Form 1023-EZ, meant to streamline the 501(c)(3) application process, has, instead, harmfully prolonged the process for tens of thousands of small charities. Half of 1023-EZ private foundation classifications appear to be wrong. Many of these applicants actually meet IRS guidelines for public charity status. Misclassifications mean millions of dollars in unnecessary IRS fees, missed funding opportunities, unanticipated paperwork, even loss of exempt status. In addition, misclassifications are a damper on charitable activity and a needless drain on scarce IRS resources. Form 1023-EZ, introduced in 2014, and its instructions, are to blame. Part IV of Form 1023-EZ, Foundation Classification, is oddly worded and ignores the public charity tests that specifically apply to most 1023-EZ applicants. The more detailed description of the public support tests for new charities in the EZ instructions simply does not appear in any other current IRS guidance. Providing inconsistent guidance is a violation of the taxpayer's right to be informed. The obvious solution would be to change the wording of Part IV of Form 1023-EZ and its instructions to make them consistent with tax law and with other similar IRS Forms. A more comprehensive solution would include stepped-up IRS review of Forms 1023-EZ that indicate private foundation status, as well as User Fee adjustments.

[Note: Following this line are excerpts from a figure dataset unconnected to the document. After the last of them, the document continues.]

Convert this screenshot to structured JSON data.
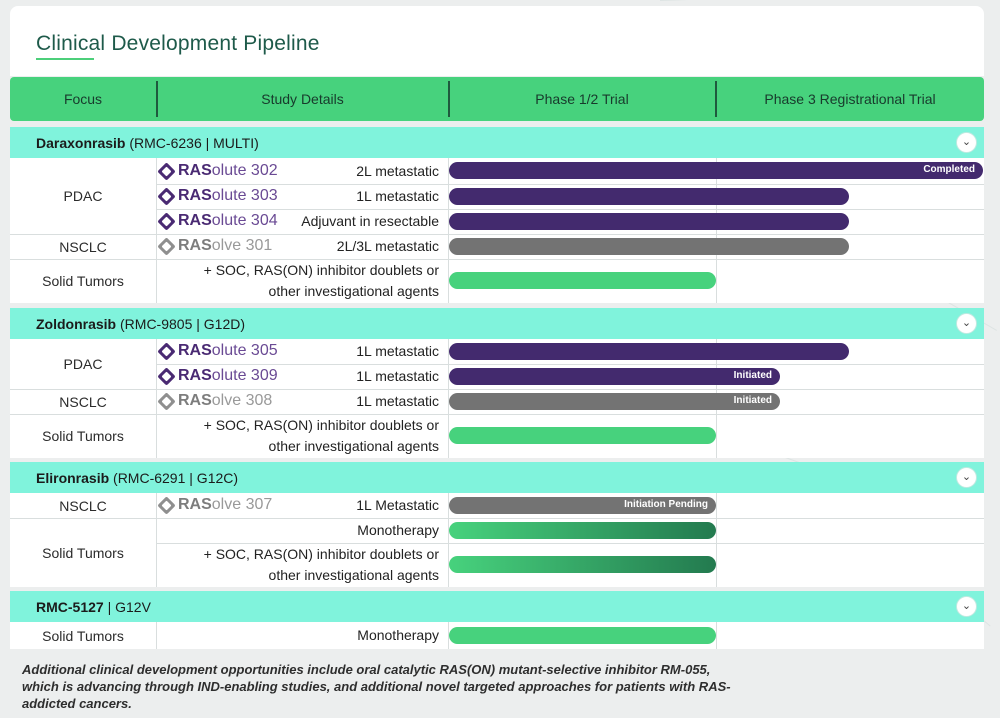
{
  "title": "Clinical Development Pipeline",
  "header": {
    "focus": "Focus",
    "study_details": "Study Details",
    "phase12": "Phase 1/2 Trial",
    "phase3": "Phase 3 Registrational Trial"
  },
  "colors": {
    "accent": "#47d27d",
    "section": "#80f3dc",
    "purple": "#432a6e",
    "grey": "#737373"
  },
  "sections": [
    {
      "name_bold": "Daraxonrasib",
      "name_rest": " (RMC-6236 | MULTI)",
      "focus": [
        "PDAC",
        "NSCLC",
        "Solid Tumors"
      ],
      "studies": [
        {
          "brand": "RAS",
          "suffix": "olute 302",
          "detail": "2L metastatic",
          "status": "Completed"
        },
        {
          "brand": "RAS",
          "suffix": "olute 303",
          "detail": "1L metastatic"
        },
        {
          "brand": "RAS",
          "suffix": "olute 304",
          "detail": "Adjuvant in resectable"
        },
        {
          "brand": "RAS",
          "suffix": "olve 301",
          "detail": "2L/3L metastatic"
        },
        {
          "detail_line1": "+ SOC, RAS(ON) inhibitor doublets or",
          "detail_line2": "other investigational agents"
        }
      ]
    },
    {
      "name_bold": "Zoldonrasib",
      "name_rest": " (RMC-9805 | G12D)",
      "focus": [
        "PDAC",
        "NSCLC",
        "Solid Tumors"
      ],
      "studies": [
        {
          "brand": "RAS",
          "suffix": "olute 305",
          "detail": "1L metastatic"
        },
        {
          "brand": "RAS",
          "suffix": "olute 309",
          "detail": "1L metastatic",
          "status": "Initiated"
        },
        {
          "brand": "RAS",
          "suffix": "olve 308",
          "detail": "1L metastatic",
          "status": "Initiated"
        },
        {
          "detail_line1": "+ SOC, RAS(ON) inhibitor doublets or",
          "detail_line2": "other investigational agents"
        }
      ]
    },
    {
      "name_bold": "Elironrasib",
      "name_rest": " (RMC-6291 | G12C)",
      "focus": [
        "NSCLC",
        "Solid Tumors"
      ],
      "studies": [
        {
          "brand": "RAS",
          "suffix": "olve 307",
          "detail": "1L Metastatic",
          "status": "Initiation Pending"
        },
        {
          "detail": "Monotherapy"
        },
        {
          "detail_line1": "+ SOC, RAS(ON) inhibitor doublets or",
          "detail_line2": "other investigational agents"
        }
      ]
    },
    {
      "name_bold": "RMC-5127",
      "name_rest": " | G12V",
      "focus": [
        "Solid Tumors"
      ],
      "studies": [
        {
          "detail": "Monotherapy"
        }
      ]
    }
  ],
  "footnote": "Additional clinical development opportunities include oral catalytic RAS(ON) mutant-selective inhibitor RM-055, which is advancing through IND-enabling studies, and additional novel targeted approaches for patients with RAS-addicted cancers."
}
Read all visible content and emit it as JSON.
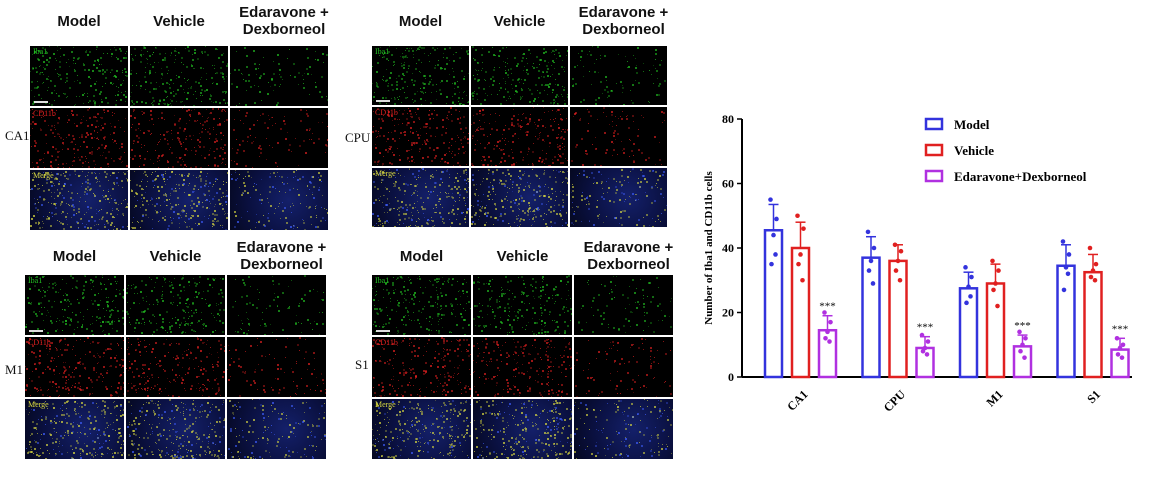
{
  "panels": [
    {
      "region": "CA1",
      "columns": [
        "Model",
        "Vehicle",
        "Edaravone +\nDexborneol"
      ],
      "rows": [
        "Iba1",
        "CD11b",
        "Merge"
      ]
    },
    {
      "region": "CPU",
      "columns": [
        "Model",
        "Vehicle",
        "Edaravone +\nDexborneol"
      ],
      "rows": [
        "Iba1",
        "CD11b",
        "Merge"
      ]
    },
    {
      "region": "M1",
      "columns": [
        "Model",
        "Vehicle",
        "Edaravone +\nDexborneol"
      ],
      "rows": [
        "Iba1",
        "CD11b",
        "Merge"
      ]
    },
    {
      "region": "S1",
      "columns": [
        "Model",
        "Vehicle",
        "Edaravone +\nDexborneol"
      ],
      "rows": [
        "Iba1",
        "CD11b",
        "Merge"
      ]
    }
  ],
  "colors": {
    "model": "#3333dd",
    "vehicle": "#e02020",
    "treatment": "#b030e0",
    "iba1": "#22c022",
    "cd11b": "#e02020",
    "merge": "#d8d840"
  },
  "chart_data": {
    "type": "bar",
    "categories": [
      "CA1",
      "CPU",
      "M1",
      "S1"
    ],
    "ylabel": "Number of Iba1 and CD11b cells",
    "xlabel": "",
    "ylim": [
      0,
      80
    ],
    "yticks": [
      0,
      20,
      40,
      60,
      80
    ],
    "legend_position": "top-right",
    "series": [
      {
        "name": "Model",
        "values": [
          45.5,
          37,
          27.5,
          34.5
        ],
        "errors": [
          8,
          6.5,
          5,
          6.5
        ],
        "points": [
          [
            55,
            49,
            44,
            35,
            38
          ],
          [
            45,
            40,
            36,
            33,
            29
          ],
          [
            34,
            31,
            28,
            23,
            25
          ],
          [
            42,
            38,
            34,
            27,
            32
          ]
        ]
      },
      {
        "name": "Vehicle",
        "values": [
          40,
          36,
          29,
          32.5
        ],
        "errors": [
          8,
          5,
          6,
          5.5
        ],
        "points": [
          [
            50,
            46,
            38,
            35,
            30
          ],
          [
            41,
            39,
            36,
            33,
            30
          ],
          [
            36,
            33,
            29,
            27,
            22
          ],
          [
            40,
            35,
            33,
            31,
            30
          ]
        ]
      },
      {
        "name": "Edaravone+Dexborneol",
        "values": [
          14.5,
          9,
          9.5,
          8.5
        ],
        "errors": [
          4.5,
          3.5,
          3.5,
          3.5
        ],
        "points": [
          [
            20,
            17,
            14,
            12,
            11
          ],
          [
            13,
            11,
            9,
            8,
            7
          ],
          [
            14,
            12,
            10,
            8,
            6
          ],
          [
            12,
            10,
            9,
            7,
            6
          ]
        ]
      }
    ],
    "annotations": [
      "***",
      "***",
      "***",
      "***"
    ]
  }
}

Actions Taken: If any of the IRS offices I have contacted about this issue have taken action, I am not aware of it. Although I have also alerted EO tax professionals and non-profits themselves, it is really up to the IRS to fix this. The 2,000 character limit for Form 14411 means that relevant authorities and guidance, sample language, examples, charts, links and a more complete description of actions taken have been omitted from this submission. 

And here is more information from her research:

The percentage of newly approved small 501(c)(3)s classified as private foundations immediately jumped in 2014 when Form 1023-EZ was introduced and has steadily increased. In 2013, before Form 1023-EZ, less than 5% of newly approved 501(c)(3) organizations were private foundations. . . . .

By the end of 2014, less than a year after the introduction of Form 1023-EZ, misclassified 1023-EZ users were already applying for and receiving reclassification. By the end of 2022, close to 9,000 EZ-origin private foundations (almost 20% of the 9-year total) had applied for and received reclassification, and an additional 30% had disappeared from the IRS database of charities. At the end of 2022, less than half of 1023-EZ applicants initially determined to be private foundations still had that status. In contrast, close to three quarters of applicants determined to be private foundations back in 2013, pre-1023-EZ, still had that status in late 2023.